November 14, 2011
Racial prejudice and stereotyping, pay-what-you-want pricing, cross-cultural training – these are just a few of the research areas of this year's winners of the Society for Personality and Social Psychology (SPSP) annual awards. Each of the recipients has made a unique and significant contribution to understanding the individual and social factors shaping people's personalities, interactions, and behaviors.
The Society's highest awards – the Jack Block and Donald T. Campbell awards – go to Charles S. Carver of the University of Miami and John Dovidio of Yale University, respectively. Carver's research on self-regulation over the past 30 years has helped shape modern personality psychology. His work has also examined individual differences in stress and coping and, more recently, the role of certain genes in self-regulation. Dovidio's work has shed light on modern stereotyping and discrimination, in particular how contemporary forms of prejudice and discrimination are more subtle and less recognizable than traditional racism. He is currently executive officer of SPSP and past president of the Society.
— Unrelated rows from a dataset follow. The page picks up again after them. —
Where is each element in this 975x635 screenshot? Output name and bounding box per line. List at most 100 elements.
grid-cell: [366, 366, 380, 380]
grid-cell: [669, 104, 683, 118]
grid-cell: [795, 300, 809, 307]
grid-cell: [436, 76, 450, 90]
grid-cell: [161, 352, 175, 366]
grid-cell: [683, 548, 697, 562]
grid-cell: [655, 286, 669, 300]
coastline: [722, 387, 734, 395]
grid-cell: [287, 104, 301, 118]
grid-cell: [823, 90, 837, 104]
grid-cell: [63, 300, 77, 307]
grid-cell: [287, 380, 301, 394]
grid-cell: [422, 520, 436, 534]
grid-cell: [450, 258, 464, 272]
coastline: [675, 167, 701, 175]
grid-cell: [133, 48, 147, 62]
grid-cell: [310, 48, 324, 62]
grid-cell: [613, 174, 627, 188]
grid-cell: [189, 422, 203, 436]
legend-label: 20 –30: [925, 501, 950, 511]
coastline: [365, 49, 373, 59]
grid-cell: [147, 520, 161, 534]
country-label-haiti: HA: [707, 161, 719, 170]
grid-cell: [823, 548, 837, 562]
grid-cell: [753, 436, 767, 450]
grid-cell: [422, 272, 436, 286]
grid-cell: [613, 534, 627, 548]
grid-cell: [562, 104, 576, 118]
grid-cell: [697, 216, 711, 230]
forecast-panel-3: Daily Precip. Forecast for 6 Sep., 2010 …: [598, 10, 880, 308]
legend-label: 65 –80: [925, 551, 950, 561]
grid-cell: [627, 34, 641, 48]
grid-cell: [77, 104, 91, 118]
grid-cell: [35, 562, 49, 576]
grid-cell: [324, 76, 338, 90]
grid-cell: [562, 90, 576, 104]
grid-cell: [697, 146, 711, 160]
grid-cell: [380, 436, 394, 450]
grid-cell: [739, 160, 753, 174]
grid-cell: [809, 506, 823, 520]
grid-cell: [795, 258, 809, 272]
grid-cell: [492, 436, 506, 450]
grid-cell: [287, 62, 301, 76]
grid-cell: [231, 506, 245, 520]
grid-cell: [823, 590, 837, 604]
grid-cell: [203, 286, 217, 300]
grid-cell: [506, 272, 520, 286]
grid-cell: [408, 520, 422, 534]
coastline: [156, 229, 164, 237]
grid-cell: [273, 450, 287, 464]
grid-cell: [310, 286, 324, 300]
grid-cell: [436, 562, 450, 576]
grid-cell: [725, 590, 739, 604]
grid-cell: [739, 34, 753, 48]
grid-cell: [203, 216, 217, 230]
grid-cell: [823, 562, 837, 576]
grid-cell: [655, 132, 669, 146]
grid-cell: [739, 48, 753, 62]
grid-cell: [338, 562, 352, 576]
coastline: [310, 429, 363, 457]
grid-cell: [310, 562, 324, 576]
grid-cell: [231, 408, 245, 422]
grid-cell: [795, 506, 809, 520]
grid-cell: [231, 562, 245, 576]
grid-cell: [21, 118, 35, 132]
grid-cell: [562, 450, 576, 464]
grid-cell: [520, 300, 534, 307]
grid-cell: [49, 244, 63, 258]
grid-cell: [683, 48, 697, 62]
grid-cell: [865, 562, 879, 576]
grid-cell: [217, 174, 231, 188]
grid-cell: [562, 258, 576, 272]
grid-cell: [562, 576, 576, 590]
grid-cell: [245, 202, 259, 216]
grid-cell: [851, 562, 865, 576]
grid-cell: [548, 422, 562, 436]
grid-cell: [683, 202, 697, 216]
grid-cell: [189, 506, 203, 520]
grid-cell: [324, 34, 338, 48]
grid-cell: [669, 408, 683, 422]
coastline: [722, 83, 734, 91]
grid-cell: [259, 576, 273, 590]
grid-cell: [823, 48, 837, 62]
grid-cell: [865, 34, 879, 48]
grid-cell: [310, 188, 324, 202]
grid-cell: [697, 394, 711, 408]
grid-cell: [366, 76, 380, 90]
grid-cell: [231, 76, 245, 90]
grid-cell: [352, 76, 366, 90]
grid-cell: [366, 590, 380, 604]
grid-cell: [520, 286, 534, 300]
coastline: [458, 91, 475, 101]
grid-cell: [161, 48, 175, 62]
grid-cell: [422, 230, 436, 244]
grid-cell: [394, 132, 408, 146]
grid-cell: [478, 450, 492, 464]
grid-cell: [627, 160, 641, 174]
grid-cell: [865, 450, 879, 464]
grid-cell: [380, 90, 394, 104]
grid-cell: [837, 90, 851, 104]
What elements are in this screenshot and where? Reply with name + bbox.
The recipients of this year's Career Contribution awards are Thomas Pettigrew and Harry Triandis. Pettigrew, of the University of California, Santa Cruz, has been at the forefront of research on racial prejudice. An expert on black-white relations in the United States, he has also conducted inter-group research in Australia, Europe, and South Africa. Triandis, of the University of Illinois at Urbana-Champaign, has made significant contributions to the field of cross-cultural psychology, how human behavior and mental process differ among and between cultures. He has applied his work to design cultural training to help minority groups adjust to society.
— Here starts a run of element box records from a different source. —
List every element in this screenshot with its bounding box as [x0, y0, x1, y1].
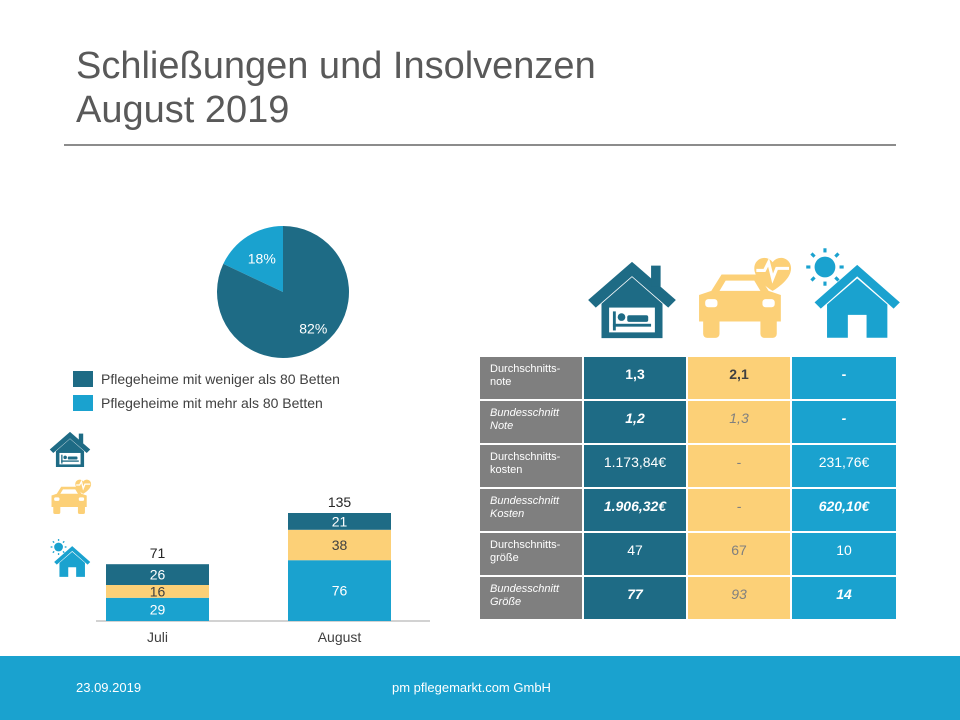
- x-tick-label: August: [318, 629, 362, 645]
- table-row: Durchschnitts-kosten 1.173,84€ -231,76€: [480, 445, 896, 487]
- bar-segment: [288, 560, 391, 621]
- table-row: Bundesschnitt Kosten 1.906,32€ -620,10€: [480, 489, 896, 531]
- table-row-header: Durchschnitts-kosten: [480, 445, 584, 487]
- house-bed-icon: [588, 261, 676, 339]
- bar-segment: [288, 513, 391, 530]
- footer: 23.09.2019 pm pflegemarkt.com GmbH: [0, 656, 960, 720]
- legend-label: Pflegeheime mit weniger als 80 Betten: [101, 371, 340, 387]
- table-cell: 47: [584, 533, 688, 575]
- table-cell: 231,76€: [792, 445, 896, 487]
- page-title: Schließungen und Insolvenzen August 2019: [76, 44, 596, 132]
- bar-segment: [106, 597, 209, 621]
- legend-item: Pflegeheime mit weniger als 80 Betten: [73, 367, 340, 391]
- pie-slice: [223, 226, 283, 292]
- pie-chart: 18% 82%: [217, 226, 349, 358]
- legend-label: Pflegeheime mit mehr als 80 Betten: [101, 395, 323, 411]
- table-cell: 1,3: [688, 401, 792, 443]
- bar-value-label: 16: [150, 583, 166, 599]
- footer-company: pm pflegemarkt.com GmbH: [392, 680, 551, 695]
- bar-segment: [288, 529, 391, 561]
- title-divider: [64, 144, 896, 146]
- table-cell: 1,2: [584, 401, 688, 443]
- bar-total-label: 71: [150, 545, 166, 561]
- table-cell: 620,10€: [792, 489, 896, 531]
- metrics-table: Durchschnitts-note 1,3 2,1- Bundesschnitt No…: [480, 355, 896, 621]
- table-cell: 1,3: [584, 357, 688, 399]
- bar-total-label: 135: [328, 494, 352, 510]
- table-cell: 2,1: [688, 357, 792, 399]
- table-cell: -: [688, 489, 792, 531]
- page-title-line1: Schließungen und Insolvenzen: [76, 45, 596, 87]
- bar-value-label: 26: [150, 567, 166, 583]
- table-cell: 1.173,84€: [584, 445, 688, 487]
- table-cell: 67: [688, 533, 792, 575]
- table-row-header: Bundesschnitt Größe: [480, 577, 584, 619]
- table-row: Durchschnitts-note 1,3 2,1-: [480, 357, 896, 399]
- legend-swatch: [73, 371, 93, 387]
- bar-segment: [106, 585, 209, 598]
- bar-segment: [106, 564, 209, 585]
- table-row-header: Bundesschnitt Note: [480, 401, 584, 443]
- bar-value-label: 29: [150, 601, 166, 617]
- table-row-header: Durchschnitts-note: [480, 357, 584, 399]
- pie-slice-label: 82%: [299, 321, 327, 337]
- bar-value-label: 38: [332, 537, 348, 553]
- legend-item: Pflegeheime mit mehr als 80 Betten: [73, 391, 340, 415]
- pie-legend: Pflegeheime mit weniger als 80 Betten Pfl…: [73, 367, 340, 415]
- table-cell: 1.906,32€: [584, 489, 688, 531]
- x-tick-label: Juli: [147, 629, 168, 645]
- table-row-header: Durchschnitts-größe: [480, 533, 584, 575]
- table-cell: -: [792, 357, 896, 399]
- table-cell: 10: [792, 533, 896, 575]
- table-cell: 77: [584, 577, 688, 619]
- table-row: Bundesschnitt Note 1,2 1,3-: [480, 401, 896, 443]
- table-row: Bundesschnitt Größe 77 93 14: [480, 577, 896, 619]
- table-cell: -: [688, 445, 792, 487]
- table-cell: -: [792, 401, 896, 443]
- bar-value-label: 21: [332, 513, 348, 529]
- table-cell: 93: [688, 577, 792, 619]
- pie-slice: [217, 226, 349, 358]
- car-heartbeat-icon: [699, 257, 792, 338]
- table-cell: 14: [792, 577, 896, 619]
- legend-swatch: [73, 395, 93, 411]
- bar-value-label: 76: [332, 583, 348, 599]
- home-care-icon: [50, 539, 91, 577]
- house-bed-icon: [49, 431, 91, 468]
- home-care-icon: [806, 248, 900, 338]
- table-row: Durchschnitts-größe 47 67 10: [480, 533, 896, 575]
- table-row-header: Bundesschnitt Kosten: [480, 489, 584, 531]
- pie-slice-label: 18%: [248, 251, 276, 267]
- footer-date: 23.09.2019: [76, 680, 142, 695]
- page-title-line2: August 2019: [76, 89, 290, 131]
- car-heartbeat-icon: [51, 479, 92, 515]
Pay-what-you-want pricing is at the center of this year's Robert B. Cialdini Award for excellence in a published field study. Ayelet Gneezy of the Rady School of Management at University of California, San Diego, and her colleagues conducted a field study involving approximately 115,000 individuals, some of whom were informed that half of their payment of choice for a photo souvenir would go to charity. Payments were five times higher compared to other conditions, showing how corporate and charitable interests can be aligned to benefit all parties. The paper, "Shared Social Responsibility: A Field Experiment in Pay-What-You-Want Pricing and Charitable Giving,” was published with co-authors Uri Gneezy, Leif Nelson, and Amber Brown in Science in July 2010.
Recipients of the Carol and Ed Diener mid-career awards in personality and social psychology are Laura King of the University of Missouri and Galen Bodenhausen of Northwestern University, respectively. Laura King studies personality development in adults, and her work on happiness and meaning of life has attracted broad interest. Galen Bodenhausen is an internationally renowned expert on the mental processes underlying social attitudes, impressions, judgments, and decisions, as well as mental illness stigma.
The 2011 Media Achievement Award goes to David Brooks for showcasing the relevance of personality and social psychology to current events through his insightful articles, columns, and books. Brooks is a columnist at the the New York Times, senior editor at The Weekly Standard, a contributing editor at Newsweek and the Atlantic Monthly, and a commentator on "The Newshour with Jim Lehrer." Winners of the 2011 Media Prize are Jon Hanson of Harvard Law School and Michael McCann of Vermont Law School for creating the Situationist, an online forum for scholars, students, lawyers, policymakers, and interested citizens to discuss the effects of situational forces on society.
The remaining SPSP awards for 2011 are as follows:
- The 2011 Murray Award: Michelle Fine of the Graduate Center - City University of New York for her extensive contributions to the study of social injustice, including working with urban youth and young adults in real-world settings.
- The 2011 SPSP Service Award for Distinguished Service to the Society: Richard Petty of Ohio State University for his varied work for SPSP, including as editor of its journal Personality and Social Psychology Bulletin, president of the Society, chair of the Publications Committee, as well as for his significant contribution in the creation of the new journal Social Psychological and Personality Science
- The 2011 SPSP Award for Distinguished Service to the Society: Mark Snyder of the University of Minnesota for his work as SPSP president and his contributions to the leadership of the Foundation for Social and Personality Psychology.
- The 2011 SPSP Award for Service on Behalf of Personality & Social Psychology: Rep. Brian Baird, former U.S. Congressman in Washington (1999-2011), for his steadfast commitment to support and defend scientific research in general, and social and personality psychology in particular.
- The 2011 Theoretical Innovation Prize: Mark Landau of the University of Kansas with co-authors Brian Meier, Lucas Keefer for their September 2010 Psychological Bulletin article entitled "A Metaphor-Enriched Social Cognition,” which examines how people come to understand the social world through the conceptual metaphors that surround them.
A ceremony at the 2012 annual SPSP meeting in San Diego, CA (Jan. 26-28) will honor all of this year's award recipients.